The comment came after EU chief negotiator Michel Barnier used the latest Brexit talks process — which continues today — to rebuke Britain for failing to provide clear details on citizens’ rights, trade talks, and the Irish border.
However, responding to the criticisms while on a prearranged visit to Japan, Prime Minister May claimed that her government was “coming forward with the ideas” on how to move forward from the current negotiating stand-off.
“We have been publishing a series of papers over the summer, there will be more papers to come; where we are setting out the key issues that both sides need to address, the options that we have, the ideas we have, of how to deal with those.
“It’s the United Kingdom that has been coming forissue ward with the ideas and with the clarity about the future,” she said.
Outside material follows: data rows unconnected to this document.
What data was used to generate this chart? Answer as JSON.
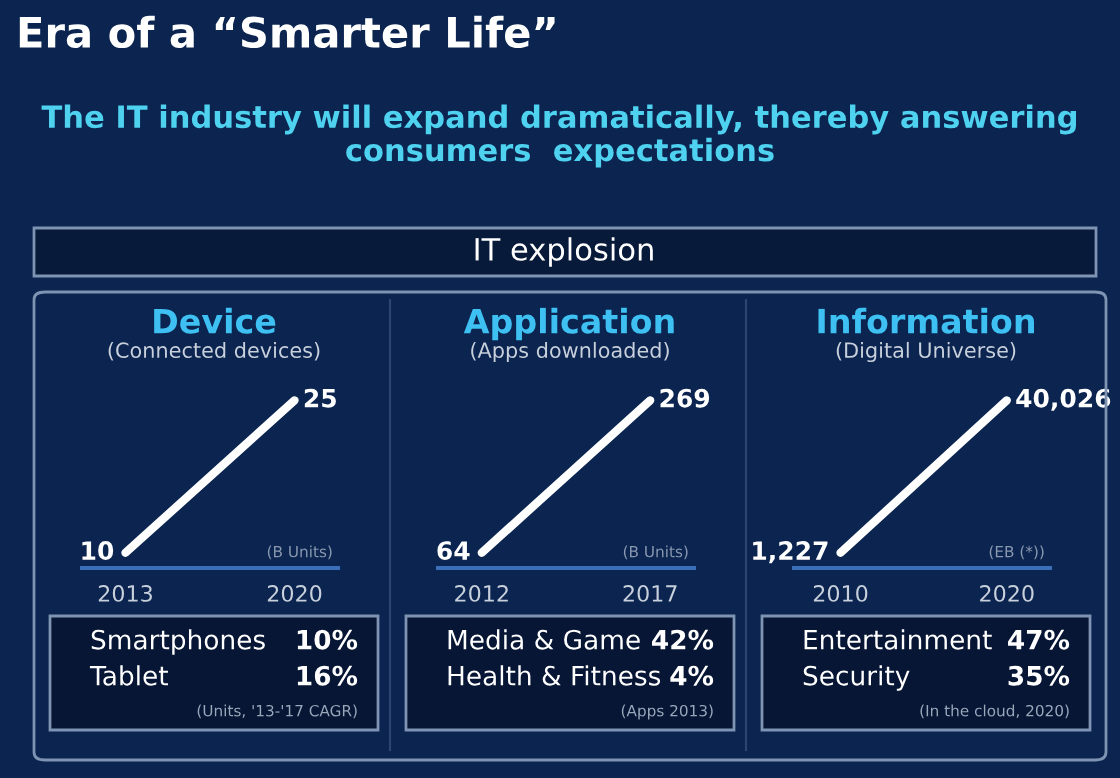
{
  "chart_data": [
    {
      "type": "other",
      "title": "Era of a “Smarter Life”",
      "subtitle": "The IT industry will expand dramatically, thereby answering\nconsumers  expectations",
      "annotations": [
        "IT explosion"
      ]
    },
    {
      "type": "line",
      "title": "Device",
      "subtitle": "(Connected devices)",
      "x": [
        2013,
        2020
      ],
      "xlim": [
        2011.2,
        2021.8
      ],
      "xticks": [
        2013,
        2020
      ],
      "series": [
        {
          "color": "#ffffff",
          "values": [
            10,
            25
          ],
          "value_labels": [
            "10",
            "25"
          ]
        }
      ],
      "annotations": [
        "(B Units)",
        "Smartphones",
        "10%",
        "Tablet",
        "16%",
        "(Units, '13-'17 CAGR)"
      ]
    },
    {
      "type": "line",
      "title": "Application",
      "subtitle": "(Apps downloaded)",
      "x": [
        2012,
        2017
      ],
      "xlim": [
        2010.7,
        2018.3
      ],
      "xticks": [
        2012,
        2017
      ],
      "series": [
        {
          "color": "#ffffff",
          "values": [
            64,
            269
          ],
          "value_labels": [
            "64",
            "269"
          ]
        }
      ],
      "annotations": [
        "(B Units)",
        "Media & Game",
        "42%",
        "Health & Fitness",
        "4%",
        "(Apps 2013)"
      ]
    },
    {
      "type": "line",
      "title": "Information",
      "subtitle": "(Digital Universe)",
      "x": [
        2010,
        2020
      ],
      "xlim": [
        2007.2,
        2022.6
      ],
      "xticks": [
        2010,
        2020
      ],
      "series": [
        {
          "color": "#ffffff",
          "values": [
            1227,
            40026
          ],
          "value_labels": [
            "1,227",
            "40,026"
          ]
        }
      ],
      "annotations": [
        "(EB (*))",
        "Entertainment",
        "47%",
        "Security",
        "35%",
        "(In the cloud, 2020)"
      ]
    }
  ]
}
When asked if her mantra is no deal is still better than a bad deal, she said: “Yes, I think that is right. We want a deal that is the right deal for the UK.”
Meanwhile, Fianna Fáil transport spokesperson Robert Troy heavily criticised Transport Minister Shane Ross, saying the Independent Alliance TD needs to “get off his rear” and negotiate directly with his British counterparts to protect Ireland’s aviation industry.
At the launch of his party’s “Brexit Challenge for Aviation in Ireland” document, Mr Troy said the aviation industry is in dire need of protection from Brexit and that it should be put “at the heart of negotiations”.
The view was repeated by Ryanair chief executive Michael O’Leary at a separate event, with the businessman saying he and his colleagues “remain concerned at the uncertainty which surrounds” the Brexit talks.
Mr O’Leary believes flights between the UK and the EU will be grounded in summer 2019 if no agreement on flights is reached by September next year, as part of the Brexit negotiations.
Guy Verhofstadt: Hitting out at Britain’s inaction, he said the latest Brexit talks are ‘going nowhere’.